ASH : des bonnes à rien, vraiment ?
Dans une clinique de rééducation située à Saint-Jean-de-Védas, dans l’Hérault, une équipe de sept agents de service hospitalier (ASH) s’active chaque jour dans l’ombre. Le centre, imposant, s’élève sur cinq étages, avec seize chambres par étage, auxquelles s’ajoutent un rez-de-chaussée et un bâtiment annexe dédié aux hospitalisations de jour. Ces ASH, employées par une société de nettoyage lyonnaise, témoignent d’un quotidien professionnel marqué par une surcharge de travail, un manque criant de reconnaissance et des conditions qu’elles qualifient elles-mêmes de dégradantes.
« Ils nous ont déclarées en tant qu’agents de service hôtelier, alors que nous ne faisons pas du tout d’hôtellerie. On fait uniquement du ménage, et souvent en sous-effectif. »
Malgré la lourdeur de la tâche, l'équipe continue d'assurer ses missions avec rigueur : nettoyage des chambres, des couloirs, des sanitaires, mais aussi sortie des gros conteneurs de déchets — une tâche jugée « pas très hygiénique pour des agents de propreté ». Les fins de semaine et jours fériés, l’effectif est encore réduit : seules quatre personnes assurent la charge de travail pour l’ensemble de la clinique. Les infrastructures mises à disposition du personnel sont, selon elles, tout aussi révélatrices du manque de considération dont elles souffrent.
« Notre vestiaire est à l’extérieur, minuscule, vétuste. Pas de salle de pause. C’est nous qui lavons le linge que nous utilisons, avec des machines souvent en panne, de mauvaise qualité. »
Mais au-delà du matériel, c’est surtout l’attitude de la hiérarchie qui cristallise le malaise. Les témoignages pointent du doigt un management autoritaire, insensible, et sourd aux revendications. «Nos chefs de secteur sont méchantes. Elles ne font rien pour améliorer nos conditions. Leurs réponses sont toujours les mêmes : “C’est les clientes” ou, en cas d’absence, “Vous ventilez”. Notre cheffe de secteur nous a même dit un jour “vous êtes des bonnes à rien. Je devrais vous envoyer sur un site à Lyon où les ASH ont 28 chambres à faire en 3 minutes… »
Même les équipements de base, comme les chaussures de travail fournies, sont jugés inadaptés. Quant aux salaires, ils restent très bas. Aucun avantage, aucune prime Ségur, rien non plus durant la crise sanitaire liée au COVID-19. Le dimanche, la majoration n’est que de 7 euros brut me confie Nathalie.

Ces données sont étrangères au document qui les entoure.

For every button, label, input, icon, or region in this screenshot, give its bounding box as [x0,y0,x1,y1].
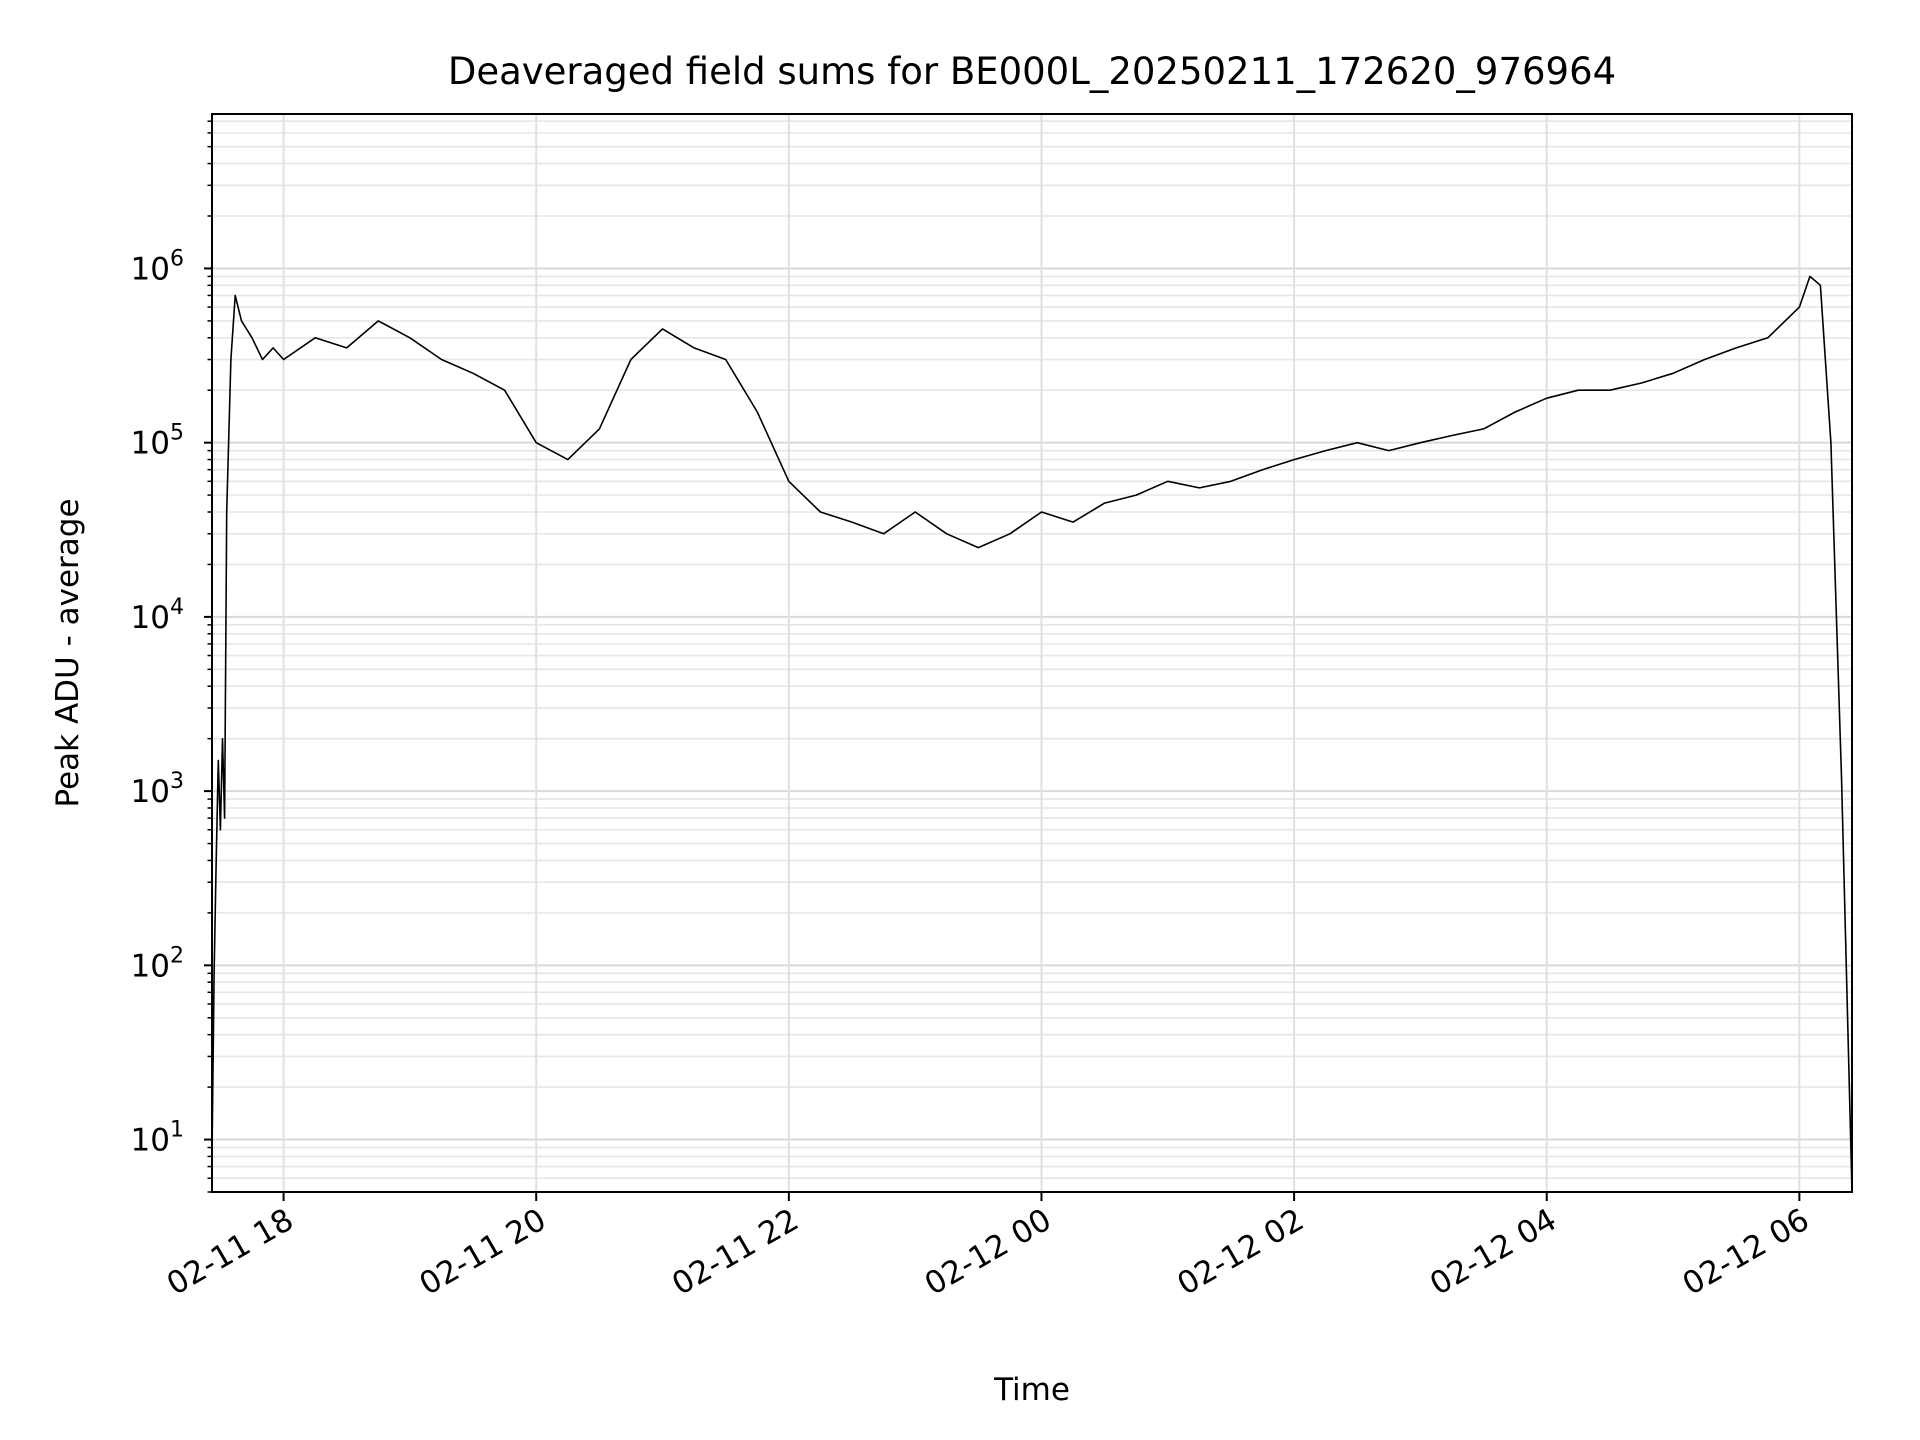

« Nous sommes pourtant une bonne équipe. Travailleuses, ponctuelles, jamais absentes sans raison. Mais on n’est pas reconnues. » Un autre point de tension touche à la gestion des congés payés : certains jours de repos habituels sont décomptés comme des jours de congé, ce qui réduit artificiellement le droit au repos. « Si je suis en repos le lundi une semaine sur deux, et que je pose une semaine de congé, ils comptent quand même mon lundi comme un jour pris. Du coup, on y perd. »
Pour l’équipe, la dégradation des conditions coïncide clairement avec l’arrivée de la société de nettoyage, il y a quatre ans. Une précédente société gérait les mêmes missions, « et tout se passait bien », affirment-elles. Aujourd’hui, elles dénoncent une logique de sous-traitance agressive, où les coûts sont tirés vers le bas au mépris du bien-être des agents et de la qualité du travail rendu.
« Cette société ne devrait pas avoir le droit de travailler dans le médical. Elle s’impose dans le privé avec des tarifs bas, paye peu les agents, et installe un management toxique. » Même les patients, disent-elles, s’en rendent compte. « Les patients se plaignent de la direction. Ce n’est pas que nous, tout le monde le sent. »
Ce témoignage met en lumière un pan souvent oublié du secteur médical : celui des ASH, ces travailleuses de l’ombre, indispensables au bon fonctionnement des établissements de santé, mais trop souvent reléguées au second plan. « Merci de penser à tout le médical, même à nous, les ASH. Parce qu’on est souvent oubliées. » termine Nathalie.